A cyclist coasts down a 7.2 degree hill at a steady speed of 10 km/h. If the total mass of the bike and rider is 75 kg, what power output must the rider have to climb the hill at the same speed?

Homework Equations



Power = Energy/Time
Ek = 1/2mv^2 where m is the mass v is the velocity and Ek is the kinetic energy
Eg = mgh where m is the mass g is a constant value of 9.8 h is the height above the ground and Eg is the gravitational potential energy.

The Attempt at a Solution



Power = Energy/Time = (Ek + Eg)/Time = [1/2(75)(2.777)^2 + (75)(9.8)(2.7sin7.2)]/1 = 522 Watts

Apparently the answer is 511 Watts. Can someone please tell me where i went wrong?

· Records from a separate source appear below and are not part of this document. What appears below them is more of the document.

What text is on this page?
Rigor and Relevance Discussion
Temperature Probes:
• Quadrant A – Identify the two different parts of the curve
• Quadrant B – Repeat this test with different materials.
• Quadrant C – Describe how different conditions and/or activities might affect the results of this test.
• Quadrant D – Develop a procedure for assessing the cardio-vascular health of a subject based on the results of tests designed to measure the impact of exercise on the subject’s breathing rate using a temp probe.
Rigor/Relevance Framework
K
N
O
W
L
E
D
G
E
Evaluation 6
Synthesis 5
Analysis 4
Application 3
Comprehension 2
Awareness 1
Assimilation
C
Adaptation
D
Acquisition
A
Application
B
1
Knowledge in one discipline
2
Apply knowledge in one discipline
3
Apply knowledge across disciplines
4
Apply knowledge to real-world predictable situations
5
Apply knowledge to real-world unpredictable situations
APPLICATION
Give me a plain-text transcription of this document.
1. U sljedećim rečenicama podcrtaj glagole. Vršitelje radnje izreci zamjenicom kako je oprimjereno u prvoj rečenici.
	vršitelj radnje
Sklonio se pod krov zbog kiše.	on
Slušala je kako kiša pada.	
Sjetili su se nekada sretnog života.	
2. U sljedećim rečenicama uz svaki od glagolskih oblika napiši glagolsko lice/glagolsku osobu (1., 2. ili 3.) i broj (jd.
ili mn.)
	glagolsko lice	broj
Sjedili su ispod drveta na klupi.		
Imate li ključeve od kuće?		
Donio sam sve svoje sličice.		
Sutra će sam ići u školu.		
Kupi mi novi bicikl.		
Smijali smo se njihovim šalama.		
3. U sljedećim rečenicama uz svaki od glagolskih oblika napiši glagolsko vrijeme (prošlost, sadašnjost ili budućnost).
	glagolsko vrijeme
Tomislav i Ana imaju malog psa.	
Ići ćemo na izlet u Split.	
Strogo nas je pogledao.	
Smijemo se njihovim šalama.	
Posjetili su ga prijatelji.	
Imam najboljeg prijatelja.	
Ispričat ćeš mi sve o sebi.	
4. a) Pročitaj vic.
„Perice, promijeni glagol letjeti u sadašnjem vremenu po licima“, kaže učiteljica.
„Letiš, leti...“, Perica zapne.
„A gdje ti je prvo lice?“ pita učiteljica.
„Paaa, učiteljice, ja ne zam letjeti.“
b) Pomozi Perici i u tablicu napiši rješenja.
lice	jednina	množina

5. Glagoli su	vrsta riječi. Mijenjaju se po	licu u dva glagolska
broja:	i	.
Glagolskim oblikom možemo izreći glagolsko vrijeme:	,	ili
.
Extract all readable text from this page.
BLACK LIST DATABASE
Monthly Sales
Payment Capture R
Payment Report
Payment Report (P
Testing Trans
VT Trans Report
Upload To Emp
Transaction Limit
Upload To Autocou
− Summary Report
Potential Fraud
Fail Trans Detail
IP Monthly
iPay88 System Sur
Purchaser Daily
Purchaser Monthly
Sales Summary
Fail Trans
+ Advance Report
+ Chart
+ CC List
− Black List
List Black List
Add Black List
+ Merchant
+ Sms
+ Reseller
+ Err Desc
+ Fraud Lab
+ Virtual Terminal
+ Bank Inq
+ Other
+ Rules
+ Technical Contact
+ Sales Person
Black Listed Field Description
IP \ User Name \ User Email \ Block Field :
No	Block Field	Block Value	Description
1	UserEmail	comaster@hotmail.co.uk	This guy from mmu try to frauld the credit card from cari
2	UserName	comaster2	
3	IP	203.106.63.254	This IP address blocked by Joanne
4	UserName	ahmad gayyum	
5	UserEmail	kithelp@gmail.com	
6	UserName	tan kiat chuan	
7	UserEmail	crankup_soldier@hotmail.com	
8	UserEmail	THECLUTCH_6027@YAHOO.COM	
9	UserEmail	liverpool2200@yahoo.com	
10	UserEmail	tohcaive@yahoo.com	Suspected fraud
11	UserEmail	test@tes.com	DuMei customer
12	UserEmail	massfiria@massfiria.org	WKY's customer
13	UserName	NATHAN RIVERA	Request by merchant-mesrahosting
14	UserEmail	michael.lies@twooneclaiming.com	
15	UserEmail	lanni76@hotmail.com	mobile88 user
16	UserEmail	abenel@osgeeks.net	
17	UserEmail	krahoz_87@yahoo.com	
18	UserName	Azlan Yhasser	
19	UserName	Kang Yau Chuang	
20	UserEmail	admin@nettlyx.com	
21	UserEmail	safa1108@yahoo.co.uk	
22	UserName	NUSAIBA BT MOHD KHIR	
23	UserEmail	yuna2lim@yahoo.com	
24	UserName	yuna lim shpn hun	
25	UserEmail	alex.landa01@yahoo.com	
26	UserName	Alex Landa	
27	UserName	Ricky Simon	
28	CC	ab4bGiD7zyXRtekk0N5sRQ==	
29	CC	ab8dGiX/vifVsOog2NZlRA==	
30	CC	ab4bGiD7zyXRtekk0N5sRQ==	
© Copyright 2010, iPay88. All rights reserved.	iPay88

I don't like Power = Energy/time. Power is the rate of expending energy → a change in energy not the energy itself

I would be calculating using power = Force x velocity.

On the way down the hill, clearly the component of weight "driving" the cyclist down the hill is matched by friction - so acceleration is zero - the cyclist travels at constant speed.

On the way up the hill, the cyclist will have to create a driving force to over come each of those - his driving force has to match both friction and weight component.

Force x speed = power.